Decide the Node Size

Now we need to determine node size. This includes a lot of factors, but the two that we will focus on are

For density, we know that the current max pod count is 2500. At a minimum this deployment will need 4 nodes to be able to host the VM count. This would result in nodes that have 1700 / 4 = 425 VMs each. With the average VM size determined above, we see that the hosts would need capacity for at least 2.4 * 425 = 1020 vCPUs and 12.4 * 425 = 5270 GiB memory. Since we cannot do memory overcommitment, this means that memory becomes the limiting factor for most servers, which means a 4 node cluster is not feasible and, therefore, maximum density / fewest nodes in the cluster is not an optimal choice.

Without memory overcommitment, this will almost certainly be the limiting factor for server size. If we assume that the typical/average virtualization server has 768 GiB of memory, then we can determine the max VM count by dividing the total server memory by the average VM memory. In this case 768 / 12.4 = 62(ish) VMs per node. This would result in the customer needing 1700 / 62 = 28 (rounded up) nodes in the cluster based on memory. Each of those 28 servers would need to host 2.4 * 62 = 149 vCPUs.

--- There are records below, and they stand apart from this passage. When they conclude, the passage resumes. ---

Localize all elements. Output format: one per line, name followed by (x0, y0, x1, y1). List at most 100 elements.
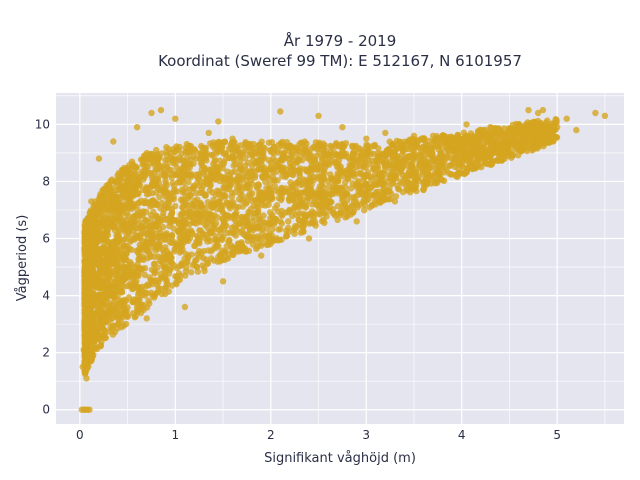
data-point (109, 238, 116, 246)
data-point (148, 151, 156, 158)
data-point (232, 176, 239, 183)
data-point (104, 250, 111, 257)
data-point (301, 188, 308, 196)
data-point (109, 293, 116, 300)
data-point (115, 272, 122, 279)
data-point (306, 174, 313, 181)
data-point (248, 162, 256, 169)
data-point (93, 302, 100, 309)
data-point (135, 215, 142, 223)
data-point (474, 163, 482, 171)
data-point (543, 133, 551, 140)
data-point (222, 213, 229, 220)
data-point (214, 141, 221, 148)
data-point (338, 209, 345, 216)
data-point (260, 219, 268, 226)
data-point (521, 127, 528, 134)
data-point (155, 285, 162, 292)
data-point (205, 247, 212, 254)
data-point (212, 236, 219, 243)
data-point (134, 283, 142, 291)
data-point (300, 151, 308, 158)
data-point (278, 167, 286, 174)
data-point (336, 143, 343, 150)
data-point (168, 239, 175, 247)
data-point (126, 261, 133, 268)
data-point (112, 283, 119, 290)
data-point (192, 148, 199, 155)
data-point (347, 211, 355, 218)
data-point (123, 311, 130, 318)
data-point (101, 244, 108, 251)
x-tick-label: 4 (458, 428, 466, 442)
data-point (410, 132, 418, 139)
data-point (193, 199, 200, 207)
data-point (385, 189, 392, 196)
data-point (211, 158, 218, 165)
data-point (170, 196, 177, 203)
data-point (249, 157, 257, 164)
data-point (296, 141, 303, 148)
data-point (282, 209, 289, 216)
data-point (115, 320, 122, 327)
data-point (135, 180, 142, 187)
data-point (295, 210, 303, 218)
data-point (255, 223, 262, 231)
data-point (179, 237, 187, 244)
data-point (275, 226, 282, 233)
data-point (246, 173, 253, 181)
data-point (197, 155, 204, 162)
y-tick-label: 4 (42, 289, 50, 303)
data-point (485, 153, 493, 161)
data-point (573, 126, 580, 134)
data-point (111, 328, 119, 336)
data-point (326, 161, 333, 168)
x-tick-label: 2 (267, 428, 275, 442)
data-point (184, 171, 192, 178)
data-point (212, 242, 219, 250)
data-point (162, 255, 170, 263)
data-point (554, 124, 561, 131)
data-point (110, 138, 117, 145)
data-point (525, 106, 532, 114)
data-point (303, 168, 311, 175)
data-point (515, 126, 523, 134)
data-point (171, 188, 178, 195)
data-point (249, 145, 257, 152)
data-point (114, 178, 121, 185)
data-point (178, 242, 186, 250)
data-point (238, 166, 245, 174)
data-point (271, 183, 279, 190)
data-point (212, 220, 220, 227)
data-point (237, 142, 244, 149)
data-point (444, 146, 451, 154)
data-point (190, 182, 197, 190)
data-point (85, 314, 93, 322)
data-point (429, 156, 436, 164)
data-point (168, 215, 176, 222)
data-point (269, 226, 276, 233)
data-point (537, 128, 545, 135)
data-point (156, 193, 163, 201)
data-point (270, 149, 277, 157)
data-point (88, 198, 95, 205)
data-point (201, 179, 208, 186)
data-point (151, 168, 159, 175)
data-points (78, 106, 609, 413)
data-point (487, 139, 494, 147)
data-point (146, 300, 153, 307)
x-axis-label: Signifikant våghöjd (m) (264, 451, 416, 466)
data-point (309, 208, 316, 215)
data-point (107, 323, 114, 330)
data-point (81, 285, 89, 292)
data-point (89, 353, 96, 360)
data-point (178, 174, 186, 182)
data-point (141, 271, 149, 279)
data-point (222, 176, 230, 183)
data-point (253, 209, 260, 217)
y-tick-label: 8 (42, 174, 50, 188)
data-point (205, 210, 212, 217)
data-point (500, 130, 507, 137)
data-point (219, 278, 227, 285)
data-point (245, 181, 252, 188)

A modest 4:1 CPU overcommit would result in the servers needing only 38 physical cores to host the workload. A dual socket 22-core server would have a small amount of unused, or “stranded”, CPU resources in this instance.

A secondary factor is to attempt to avoid stranding resources by balancing CPU and memory according to requirements. This is as simple as keeping the physical CPU:memory ratio inline with the overall requirement - 4000:21000, which reduces down to 1:5.25.

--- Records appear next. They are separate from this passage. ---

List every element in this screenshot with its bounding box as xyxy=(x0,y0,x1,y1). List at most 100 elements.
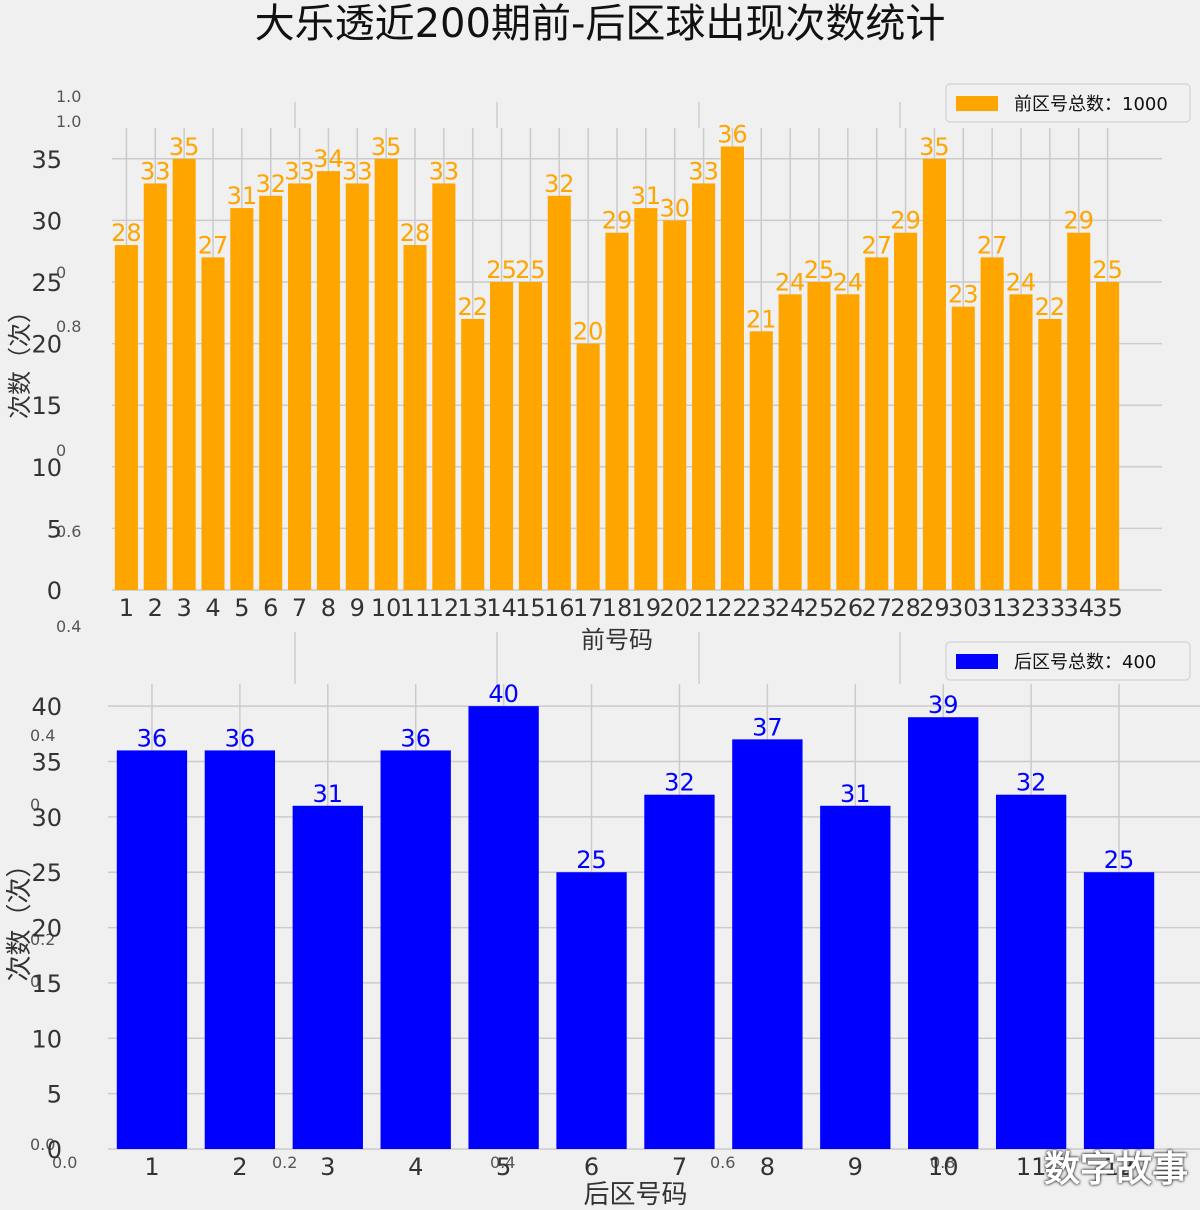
bar xyxy=(778,294,802,590)
bar-value-label: 32 xyxy=(255,170,286,198)
x-tick-label: 31 xyxy=(977,594,1008,622)
bar xyxy=(116,750,188,1149)
y-tick-label: 5 xyxy=(47,515,62,543)
bar-value-label: 27 xyxy=(861,231,892,259)
x-tick-label: 5 xyxy=(496,1153,511,1181)
x-tick-label: 14 xyxy=(486,594,517,622)
bar-value-label: 22 xyxy=(457,293,488,321)
bar-value-label: 27 xyxy=(198,231,229,259)
y-tick-label: 30 xyxy=(31,207,62,235)
bar-value-label: 36 xyxy=(225,724,256,752)
x-tick-label: 8 xyxy=(760,1153,775,1181)
bar xyxy=(692,183,716,590)
background-tick-label: 0.6 xyxy=(710,1153,735,1172)
legend-swatch xyxy=(956,654,998,669)
legend-label: 后区号总数：400 xyxy=(1014,652,1156,673)
legend-swatch xyxy=(956,96,998,111)
x-tick-label: 8 xyxy=(321,594,336,622)
bar-value-label: 22 xyxy=(1035,293,1066,321)
bar xyxy=(1038,318,1062,590)
bar-value-label: 27 xyxy=(977,231,1008,259)
x-tick-label: 23 xyxy=(746,594,777,622)
background-tick-label: 1.0 xyxy=(56,87,81,106)
bar xyxy=(820,805,891,1149)
bar xyxy=(749,331,773,590)
y-tick-label: 15 xyxy=(31,392,62,420)
front-zone-chart: 0510152025303528133235327431532633734833… xyxy=(6,83,1191,654)
bar-value-label: 37 xyxy=(752,713,783,741)
bar-value-label: 28 xyxy=(111,219,142,247)
bar xyxy=(732,739,803,1149)
bar-value-label: 25 xyxy=(804,256,835,284)
y-tick-label: 30 xyxy=(31,804,62,832)
back-zone-chart: 0 5 10 15 20 25 30 35 40 36 1 36 2 31 3 36 4 40 5 25 6 32 7 37 8… xyxy=(5,641,1200,1210)
x-tick-label: 20 xyxy=(659,594,690,622)
bar-value-label: 35 xyxy=(169,133,200,161)
bar xyxy=(114,245,138,591)
bar xyxy=(403,245,427,591)
page-title: 大乐透近200期前-后区球出现次数统计 xyxy=(254,1,946,47)
x-tick-label: 13 xyxy=(457,594,488,622)
bar xyxy=(605,232,629,590)
bar-value-label: 39 xyxy=(928,691,959,719)
bar-value-label: 33 xyxy=(140,157,171,185)
background-tick-label: 0.8 xyxy=(56,317,81,336)
bar xyxy=(143,183,167,590)
bar xyxy=(894,232,918,590)
bar-value-label: 32 xyxy=(1016,769,1047,797)
x-axis-label: 后区号码 xyxy=(583,1180,687,1210)
bar xyxy=(663,220,687,590)
background-tick-label: 0 xyxy=(56,263,66,282)
legend-box xyxy=(945,83,1191,123)
x-tick-label: 6 xyxy=(263,594,278,622)
y-tick-label: 40 xyxy=(31,693,62,721)
bar xyxy=(374,158,398,591)
x-tick-label: 2 xyxy=(148,594,163,622)
x-tick-label: 16 xyxy=(544,594,575,622)
x-tick-label: 17 xyxy=(573,594,604,622)
x-tick-label: 19 xyxy=(631,594,662,622)
bar xyxy=(380,750,451,1149)
background-tick-label: 0.0 xyxy=(52,1153,77,1172)
x-tick-label: 3 xyxy=(177,594,192,622)
bar xyxy=(316,171,340,590)
bar xyxy=(204,750,276,1149)
x-tick-label: 4 xyxy=(408,1153,423,1181)
x-axis-label: 前号码 xyxy=(581,626,653,654)
bar xyxy=(720,146,744,591)
x-tick-label: 28 xyxy=(890,594,921,622)
bar-value-label: 35 xyxy=(919,133,950,161)
bar-value-label: 36 xyxy=(717,120,748,148)
y-tick-label: 0 xyxy=(47,1136,62,1164)
x-tick-label: 25 xyxy=(804,594,835,622)
bar-value-label: 36 xyxy=(400,724,431,752)
y-axis-label: 次数（次） xyxy=(5,851,35,981)
x-tick-label: 10 xyxy=(928,1153,959,1181)
bar xyxy=(576,343,600,590)
x-tick-label: 12 xyxy=(429,594,460,622)
x-tick-label: 22 xyxy=(717,594,748,622)
y-tick-label: 25 xyxy=(31,859,62,887)
bar xyxy=(634,208,658,590)
x-tick-label: 3 xyxy=(320,1153,335,1181)
bar-value-label: 29 xyxy=(1063,207,1094,235)
bar xyxy=(518,282,542,590)
x-tick-label: 35 xyxy=(1092,594,1123,622)
bar-value-label: 33 xyxy=(429,157,460,185)
x-tick-label: 33 xyxy=(1035,594,1066,622)
y-tick-label: 10 xyxy=(31,454,62,482)
x-tick-label: 12 xyxy=(1104,1153,1135,1181)
background-tick-label: 0.2 xyxy=(272,1153,297,1172)
bar xyxy=(556,872,627,1149)
x-tick-label: 34 xyxy=(1063,594,1094,622)
y-tick-label: 0 xyxy=(47,577,62,605)
x-tick-label: 10 xyxy=(371,594,402,622)
watermark: 数字故事 xyxy=(1043,1149,1188,1190)
bar-value-label: 32 xyxy=(664,769,695,797)
x-tick-label: 7 xyxy=(292,594,307,622)
bar-value-label: 33 xyxy=(284,157,315,185)
background-tick-label: 0 xyxy=(30,795,40,814)
bar xyxy=(980,257,1004,590)
background-tick-label: 0.4 xyxy=(56,617,81,636)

To balance the ratio, we also need to keep the CPU oversubscription factor in mind when choosing a physical server size. Jumping to 2 TiB of memory per server, we can now host 2048 / 12.4 = 165(ish) VMs per node based on memory, which would need 396 vCPUs. A dual socket server with 24 cores per socket would have an overcommit ratio of 396 / (2 * 24) = 8.25:1. This both falls within the expected/allowable CPU overcommit ratio for OpenShift Virtualization (defaults to 10:1) and is inline with our overall CPU:memory ratio at 1:5.17.

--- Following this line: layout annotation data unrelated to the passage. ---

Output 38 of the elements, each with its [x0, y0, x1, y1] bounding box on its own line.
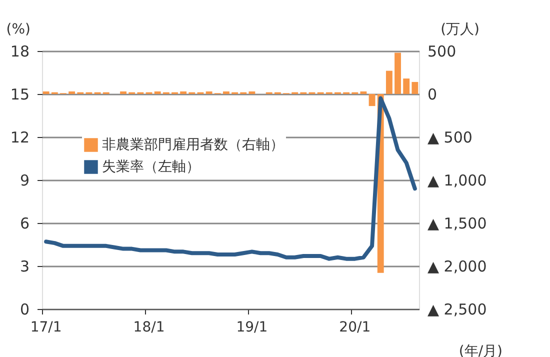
- bar: [120, 91, 126, 94]
- y-tick-label: 9: [20, 172, 30, 190]
- y2-tick-label: ▲ 500: [428, 128, 472, 146]
- y-axis-title: (%): [6, 22, 30, 38]
- y-tick-label: 0: [20, 300, 30, 318]
- y-tick-label: 3: [20, 258, 30, 276]
- line-series: [44, 96, 417, 261]
- bar: [222, 91, 230, 94]
- legend-label: 非農業部門雇用者数（右軸）: [102, 137, 284, 153]
- y2-tick-label: 0: [428, 86, 438, 104]
- y-tick-label: 6: [20, 214, 30, 232]
- y2-tick-label: ▲ 1,000: [428, 172, 487, 190]
- bar: [394, 52, 401, 94]
- y-tick-label: 15: [10, 86, 30, 104]
- bar: [154, 91, 161, 94]
- x-tick-label: 19/1: [236, 320, 268, 336]
- bar: [206, 91, 212, 94]
- legend-label: 失業率（左軸）: [102, 159, 200, 175]
- bar: [42, 91, 50, 94]
- y2-axis-title: (万人): [440, 22, 480, 38]
- y-tick-label: 12: [10, 128, 30, 146]
- bar: [248, 91, 256, 94]
- x-axis-title: (年/月): [458, 344, 502, 357]
- bar: [360, 91, 367, 94]
- y2-tick-label: 500: [428, 42, 456, 60]
- y2-tick-label: ▲ 2,000: [428, 258, 487, 276]
- bar: [403, 78, 410, 94]
- bar: [180, 91, 187, 94]
- y-tick-label: 18: [10, 42, 30, 60]
- bar: [412, 82, 418, 94]
- y2-tick-label: ▲ 2,500: [428, 300, 487, 318]
- bar: [386, 70, 392, 94]
- bar: [368, 94, 376, 106]
- x-tick-label: 17/1: [30, 320, 62, 336]
- bar: [68, 91, 76, 94]
- y2-tick-label: ▲ 1,500: [428, 214, 487, 232]
- x-tick-label: 20/1: [339, 320, 371, 336]
- x-tick-label: 18/1: [133, 320, 165, 336]
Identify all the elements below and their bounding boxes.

165 VMs per node means our customer would need 11 (actual = 10.3, but you can’t buy .3 of a device) servers.

If we factor in failure domain size, we need to understand the amount of capacity lost when a server goes offline. 28 servers means losing a single server would result in losing just 3.6% of total capacity. 11 servers means losing a single server would reduce total capacity by approximately 9%. The lost server would also result in 28 or 165 VMs needing to be rescheduled. Is either of these numbers too large of an impact? If so, then we need to adjust the size of the nodes downward to increase node count. This is a risk decision that can only be made by the customer.

Thus far the above calculation has not taken into account node overhead. If we allow the nodes to automatically configure system and kube reserved resources, then there is a formula to follow. For a node with 768 GiB of memory, 22 GiB will be reserved for the system. With 2 TiB of memory, 48 GiB will be reserved. In both instances of a 44 or 48 core server, the CPU reservation is modest at .18 and .19 cores respectively.

OpenShift Virtualization itself has node overhead as well. This is a negligible 360 MiB memory and a flat 2 cores per compute node.

These two overheads combined - approximately 2.2 cores and 22 or 48 GiB memory per node - may affect the size or density of the nodes. In this example, both of our node count estimates were rounded up (27.4 → 28 and 10.4 → 11), therefore it is expected that there is enough excess resources to accommodate these overheads already.